Caulfeild, James Edward Geale (1880–1949), 8th Viscount Charlemont , politician, was born 12 May 1880 in London, only son of Marcus Piers Francis Caulfeild (1840–95) and Louisa Gwyn Caulfeild, fourth daughter of Robert Williams of Fryars, Anglesea. Educated at Cheam School and Winchester, he succeeded his uncle, James Alfred, in the viscountcy (1913). Opposed to home rule, he took part in the Ulster Volunteer movement before being commissioned to the Coldstream Guards in 1914. He was appointed an Irish representative peer (1918), became vice-lieutenant of Tyrone (1922–39) and was elected a member of the Northern Ireland senate in 1925. In January 1926 he became leader of the senate and succeeded Lord Londonderry (qv) as minister of education in Northern Ireland. Londonderry's education act of 1923, due to its secular nature, was virulently opposed by the Orange order and protestant clergy. In 1930 Caulfeild conceded local protestant clergy an influential role in appointing teachers. Two years later he gave them the right to sit on the management committee of Stranmillis training college. Regarded as a liberal unionist, Caulfeild disliked these changes and the gerrymandering of Derry city in 1936. He retired on the advice of doctors in 1937.

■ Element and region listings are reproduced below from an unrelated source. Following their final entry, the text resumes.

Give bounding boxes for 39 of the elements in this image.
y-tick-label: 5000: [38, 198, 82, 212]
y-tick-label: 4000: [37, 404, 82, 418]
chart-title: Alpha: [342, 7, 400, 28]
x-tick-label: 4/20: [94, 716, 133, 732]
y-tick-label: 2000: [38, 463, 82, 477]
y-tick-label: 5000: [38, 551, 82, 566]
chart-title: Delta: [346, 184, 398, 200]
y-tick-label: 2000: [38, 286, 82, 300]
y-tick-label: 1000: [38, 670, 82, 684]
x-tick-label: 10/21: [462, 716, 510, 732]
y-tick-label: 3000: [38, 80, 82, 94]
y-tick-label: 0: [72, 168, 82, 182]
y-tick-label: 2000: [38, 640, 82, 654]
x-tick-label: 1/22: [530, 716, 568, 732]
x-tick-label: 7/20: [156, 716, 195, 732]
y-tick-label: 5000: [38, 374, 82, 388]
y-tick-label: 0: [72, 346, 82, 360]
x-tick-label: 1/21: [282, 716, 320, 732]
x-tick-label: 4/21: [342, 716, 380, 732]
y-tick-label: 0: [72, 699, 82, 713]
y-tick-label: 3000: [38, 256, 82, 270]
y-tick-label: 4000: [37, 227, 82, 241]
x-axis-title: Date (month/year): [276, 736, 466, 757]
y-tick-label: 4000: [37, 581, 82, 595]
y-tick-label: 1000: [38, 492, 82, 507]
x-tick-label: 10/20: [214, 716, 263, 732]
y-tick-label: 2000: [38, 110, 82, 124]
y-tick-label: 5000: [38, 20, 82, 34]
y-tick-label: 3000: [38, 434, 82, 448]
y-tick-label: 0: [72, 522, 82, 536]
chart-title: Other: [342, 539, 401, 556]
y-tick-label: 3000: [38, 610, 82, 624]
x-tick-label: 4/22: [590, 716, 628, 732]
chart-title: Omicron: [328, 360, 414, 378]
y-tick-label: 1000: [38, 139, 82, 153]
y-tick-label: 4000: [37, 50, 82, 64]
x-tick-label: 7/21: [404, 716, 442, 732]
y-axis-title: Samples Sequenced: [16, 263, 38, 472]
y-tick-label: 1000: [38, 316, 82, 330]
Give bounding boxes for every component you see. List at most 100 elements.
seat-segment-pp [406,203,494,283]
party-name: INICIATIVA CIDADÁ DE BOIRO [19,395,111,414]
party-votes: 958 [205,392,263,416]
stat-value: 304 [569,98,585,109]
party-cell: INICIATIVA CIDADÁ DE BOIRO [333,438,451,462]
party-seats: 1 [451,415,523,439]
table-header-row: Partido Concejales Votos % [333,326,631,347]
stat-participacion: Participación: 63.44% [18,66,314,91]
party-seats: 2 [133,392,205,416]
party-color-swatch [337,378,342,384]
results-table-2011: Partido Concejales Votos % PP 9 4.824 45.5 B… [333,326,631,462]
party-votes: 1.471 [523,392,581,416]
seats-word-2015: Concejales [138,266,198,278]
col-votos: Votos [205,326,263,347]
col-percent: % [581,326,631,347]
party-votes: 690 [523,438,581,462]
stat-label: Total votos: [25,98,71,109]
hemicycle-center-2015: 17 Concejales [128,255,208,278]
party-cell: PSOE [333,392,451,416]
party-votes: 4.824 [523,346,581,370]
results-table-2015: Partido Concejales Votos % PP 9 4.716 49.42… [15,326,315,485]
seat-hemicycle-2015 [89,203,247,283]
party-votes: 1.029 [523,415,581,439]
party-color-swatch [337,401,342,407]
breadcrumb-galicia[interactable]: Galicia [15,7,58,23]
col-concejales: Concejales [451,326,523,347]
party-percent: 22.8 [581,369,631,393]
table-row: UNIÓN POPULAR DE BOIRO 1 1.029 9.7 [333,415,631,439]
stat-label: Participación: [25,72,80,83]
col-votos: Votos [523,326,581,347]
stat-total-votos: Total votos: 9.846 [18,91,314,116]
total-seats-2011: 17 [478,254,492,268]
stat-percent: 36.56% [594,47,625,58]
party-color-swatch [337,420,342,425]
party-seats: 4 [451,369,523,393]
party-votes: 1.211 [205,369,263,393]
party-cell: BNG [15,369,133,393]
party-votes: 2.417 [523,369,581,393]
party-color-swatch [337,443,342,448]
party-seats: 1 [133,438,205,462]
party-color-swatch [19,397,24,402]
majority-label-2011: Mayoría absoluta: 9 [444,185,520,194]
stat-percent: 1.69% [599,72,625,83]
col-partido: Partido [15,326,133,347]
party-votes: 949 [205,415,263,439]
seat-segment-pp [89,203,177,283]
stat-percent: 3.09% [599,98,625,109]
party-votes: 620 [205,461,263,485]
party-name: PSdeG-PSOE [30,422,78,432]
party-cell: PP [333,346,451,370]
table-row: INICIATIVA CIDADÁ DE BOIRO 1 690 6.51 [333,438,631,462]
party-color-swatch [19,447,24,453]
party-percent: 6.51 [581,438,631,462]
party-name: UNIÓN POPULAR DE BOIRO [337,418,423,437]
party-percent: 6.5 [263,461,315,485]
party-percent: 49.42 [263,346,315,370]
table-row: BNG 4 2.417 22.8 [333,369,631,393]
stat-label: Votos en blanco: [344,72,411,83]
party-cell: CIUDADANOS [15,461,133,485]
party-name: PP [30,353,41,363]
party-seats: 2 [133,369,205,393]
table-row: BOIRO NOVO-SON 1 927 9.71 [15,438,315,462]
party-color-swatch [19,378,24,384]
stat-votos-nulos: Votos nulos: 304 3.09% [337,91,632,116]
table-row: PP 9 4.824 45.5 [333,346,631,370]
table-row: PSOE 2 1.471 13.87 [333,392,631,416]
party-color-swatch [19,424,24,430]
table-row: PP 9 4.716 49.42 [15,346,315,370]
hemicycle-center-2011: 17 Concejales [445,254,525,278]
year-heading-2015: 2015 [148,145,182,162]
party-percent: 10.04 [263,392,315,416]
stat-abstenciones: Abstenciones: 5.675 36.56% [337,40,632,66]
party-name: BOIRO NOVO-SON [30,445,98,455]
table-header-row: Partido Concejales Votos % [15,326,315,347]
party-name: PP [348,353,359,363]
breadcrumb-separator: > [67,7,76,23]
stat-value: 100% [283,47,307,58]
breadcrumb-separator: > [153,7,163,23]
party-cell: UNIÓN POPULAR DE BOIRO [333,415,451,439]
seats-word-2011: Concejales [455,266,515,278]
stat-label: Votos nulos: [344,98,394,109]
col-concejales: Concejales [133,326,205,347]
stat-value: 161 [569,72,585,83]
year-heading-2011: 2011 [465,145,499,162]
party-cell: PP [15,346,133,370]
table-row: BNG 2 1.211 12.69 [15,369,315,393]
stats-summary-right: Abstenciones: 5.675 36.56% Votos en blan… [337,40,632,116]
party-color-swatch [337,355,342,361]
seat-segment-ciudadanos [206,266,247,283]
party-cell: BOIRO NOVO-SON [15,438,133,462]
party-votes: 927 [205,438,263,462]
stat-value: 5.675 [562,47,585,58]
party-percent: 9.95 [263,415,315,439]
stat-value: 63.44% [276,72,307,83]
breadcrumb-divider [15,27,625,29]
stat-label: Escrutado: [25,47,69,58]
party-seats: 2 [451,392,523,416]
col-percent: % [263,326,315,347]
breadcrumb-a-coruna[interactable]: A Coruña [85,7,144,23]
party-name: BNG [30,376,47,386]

In the following year he co-founded, with Major-Gen. Hugh Montgomery (qv) (1870–1954), and became first president of the Irish Association for Cultural, Economic, and Social Relations (the Irish Association), a position he held for eight years. A member of the advisory committee on ancient monuments in Northern Ireland, he also chaired a commission on Northern Ireland's resources. He was awarded an honorary LLD by QUB and was an honorary associate of the Royal Institute of British Architects, acting on juries that awarded the Ulster architectural medal. He died 30 August 1949 in Newcastle, Co. Down, having sold the family estate of Drumcairne, Co. Tyrone, the previous year.
He married (1914) Evelyn (d. 1941 during an air-raid in London), daughter of Edmund Charles Pendleton Hull of Surrey. They were divorced in 1940. He later married a distant cousin, Hildegarde, daughter of Rodolphe Stock-Mandell of Ruiselede, Belgium. He had no children.